Apart from a handful of Chinese diplomats, there are hardly any foreigners left in North Korea, so it is hard to know exactly what the circumstances are like on the ground. But it does not take a genius to guess how desperate things really are. As John Everard, a former British Ambassador to North Korea, recently told me: ‘quite how grim it is we don’t know, but there does seem to be a real risk of people actually succumbing to food shortages.’
What can the international community do to help avert a potentially catastrophic series of events? Dealing with North Korea can be very challenging, given how concerned the regime is with saving face and maintaining its own authority. In the past, the authorities in Pyongyang have demanded that foreign humanitarian workers don’t emphasise that their aid has come from abroad. This has often been a precondition for allowing UN staff and NGOs to work in the country. These (pathetic) demands should be met. Whilst some hawks express uneasiness at allowing the Kim clan to gain credit for food provisions, this should be a secondary concern to feeding those in grave need. Anyway, North Koreans aren’t stupid: they know that if a big bag of rice suddenly appears in their village, it hasn’t been magically conjured up by the central government – no matter what the propaganda may say.
We should also be looking at how we are enforcing the sanctions that are currently in place.

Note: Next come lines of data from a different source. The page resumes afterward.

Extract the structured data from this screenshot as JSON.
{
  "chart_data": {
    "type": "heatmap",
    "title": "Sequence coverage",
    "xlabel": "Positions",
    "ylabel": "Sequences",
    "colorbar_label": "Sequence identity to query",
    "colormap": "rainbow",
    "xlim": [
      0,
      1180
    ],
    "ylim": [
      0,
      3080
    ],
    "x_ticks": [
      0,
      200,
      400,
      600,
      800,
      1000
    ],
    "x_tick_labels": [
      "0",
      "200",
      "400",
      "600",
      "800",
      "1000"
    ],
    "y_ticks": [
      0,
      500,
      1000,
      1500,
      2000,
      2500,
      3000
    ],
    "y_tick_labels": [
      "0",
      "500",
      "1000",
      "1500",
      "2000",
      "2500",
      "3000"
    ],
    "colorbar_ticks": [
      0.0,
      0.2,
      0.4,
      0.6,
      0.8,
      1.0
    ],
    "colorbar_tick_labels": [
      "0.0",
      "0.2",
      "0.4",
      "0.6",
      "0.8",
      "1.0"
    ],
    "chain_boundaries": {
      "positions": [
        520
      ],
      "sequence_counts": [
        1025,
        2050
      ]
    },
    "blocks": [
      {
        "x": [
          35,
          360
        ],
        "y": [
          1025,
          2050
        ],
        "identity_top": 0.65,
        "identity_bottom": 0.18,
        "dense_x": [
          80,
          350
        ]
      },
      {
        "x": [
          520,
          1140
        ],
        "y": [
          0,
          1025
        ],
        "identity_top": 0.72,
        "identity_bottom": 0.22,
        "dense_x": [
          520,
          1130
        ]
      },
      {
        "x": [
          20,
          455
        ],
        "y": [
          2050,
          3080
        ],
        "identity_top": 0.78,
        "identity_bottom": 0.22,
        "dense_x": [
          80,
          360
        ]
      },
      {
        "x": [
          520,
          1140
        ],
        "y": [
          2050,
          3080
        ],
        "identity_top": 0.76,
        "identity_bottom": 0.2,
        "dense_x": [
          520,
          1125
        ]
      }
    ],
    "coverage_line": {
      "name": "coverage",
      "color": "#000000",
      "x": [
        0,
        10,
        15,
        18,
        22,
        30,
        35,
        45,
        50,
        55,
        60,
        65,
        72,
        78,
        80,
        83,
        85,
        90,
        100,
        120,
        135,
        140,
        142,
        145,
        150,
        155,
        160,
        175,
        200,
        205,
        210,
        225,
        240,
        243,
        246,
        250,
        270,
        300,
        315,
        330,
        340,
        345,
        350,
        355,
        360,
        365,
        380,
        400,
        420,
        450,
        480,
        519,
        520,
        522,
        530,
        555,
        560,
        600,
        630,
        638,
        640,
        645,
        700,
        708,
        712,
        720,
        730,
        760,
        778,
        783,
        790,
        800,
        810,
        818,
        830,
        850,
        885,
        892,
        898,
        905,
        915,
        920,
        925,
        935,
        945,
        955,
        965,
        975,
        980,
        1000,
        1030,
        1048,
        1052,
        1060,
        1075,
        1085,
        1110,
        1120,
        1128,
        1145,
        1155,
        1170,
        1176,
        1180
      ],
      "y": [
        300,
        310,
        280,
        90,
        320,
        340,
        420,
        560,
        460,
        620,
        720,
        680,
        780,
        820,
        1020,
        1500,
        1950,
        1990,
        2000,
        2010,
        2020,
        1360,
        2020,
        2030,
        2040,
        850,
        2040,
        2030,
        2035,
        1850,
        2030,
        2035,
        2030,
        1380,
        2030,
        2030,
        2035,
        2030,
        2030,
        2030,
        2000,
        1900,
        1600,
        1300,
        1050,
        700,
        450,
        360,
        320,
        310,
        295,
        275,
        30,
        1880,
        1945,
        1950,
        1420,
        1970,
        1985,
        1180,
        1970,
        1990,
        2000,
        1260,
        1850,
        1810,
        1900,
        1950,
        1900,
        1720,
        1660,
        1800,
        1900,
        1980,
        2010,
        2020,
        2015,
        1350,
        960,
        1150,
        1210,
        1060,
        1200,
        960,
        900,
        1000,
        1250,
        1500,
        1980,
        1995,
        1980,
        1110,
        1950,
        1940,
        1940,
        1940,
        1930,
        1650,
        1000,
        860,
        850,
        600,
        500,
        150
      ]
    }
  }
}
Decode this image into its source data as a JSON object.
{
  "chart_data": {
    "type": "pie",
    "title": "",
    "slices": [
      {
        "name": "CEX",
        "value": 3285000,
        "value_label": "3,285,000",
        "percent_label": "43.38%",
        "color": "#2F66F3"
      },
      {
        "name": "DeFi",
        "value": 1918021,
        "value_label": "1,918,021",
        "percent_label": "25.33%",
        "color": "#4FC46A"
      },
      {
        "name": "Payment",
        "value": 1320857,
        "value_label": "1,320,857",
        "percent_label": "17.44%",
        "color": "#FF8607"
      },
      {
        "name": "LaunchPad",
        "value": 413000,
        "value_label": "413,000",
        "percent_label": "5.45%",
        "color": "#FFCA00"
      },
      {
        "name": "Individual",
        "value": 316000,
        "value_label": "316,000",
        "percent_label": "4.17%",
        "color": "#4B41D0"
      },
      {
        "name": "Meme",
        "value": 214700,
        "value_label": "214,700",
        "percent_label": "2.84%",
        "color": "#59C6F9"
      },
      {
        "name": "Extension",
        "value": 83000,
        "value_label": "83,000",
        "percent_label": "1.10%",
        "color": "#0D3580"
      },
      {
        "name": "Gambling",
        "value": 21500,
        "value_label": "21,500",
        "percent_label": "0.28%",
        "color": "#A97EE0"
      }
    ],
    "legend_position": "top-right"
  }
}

A common opinion is that severe economic hardship is an opportunity to press harder for denuclearisation. But this is fanciful, and potentially dangerous, thinking.
At this stage, despite the appalling economic situation, it is simply inconceivable that Kim would consider pausing or diminishing his nuclear programme. Not unreasonably, the regime – looking at the fate of people like Saddam and Gaddafi – views nukes as their sole means of survival. Besides, the testing of nuclear weapons is pretty much the only thing the regime has done ‘well’. The country’s nukes are frequently touted in propaganda as symbolic of Kim’s power and ingenuity. In this sense, they are the bedrock of his authority. If Kim is presented with a choice between feeding his people, and keeping his nukes, he will choose the nukes. Could we tolerate the consequences of this?
Whilst we shouldn’t be shy in maintaining economic pressure on North Korea, we cannot overreach. As in Afghanistan, there is a real risk that legitimate sanctions will only make the lives of some of the world’s poorest people even bleaker – and push them closer to the precipice. The United Nations Committee responsible for North Korean sanctions recently stated that ‘the sanctions imposed by the Security Council […] are not intended to bear a negative impact on the people of North Korea.’ It should therefore waste no time in granting exemptions and waivers for those trying to bring in essential supplies, or undertaking urgent relief. Frankly, when it comes to sanctions and economic pressure, the West should blink first.
The situation in North Korea must be given the attention it needs. We are facing a situation where millions of the world’s poorest and most oppressed are on the edge of famine. For now, all other considerations must be placed to one side. The priority must be getting food in the mouths of those wretched souls who have the misfortune of living in that bleak place.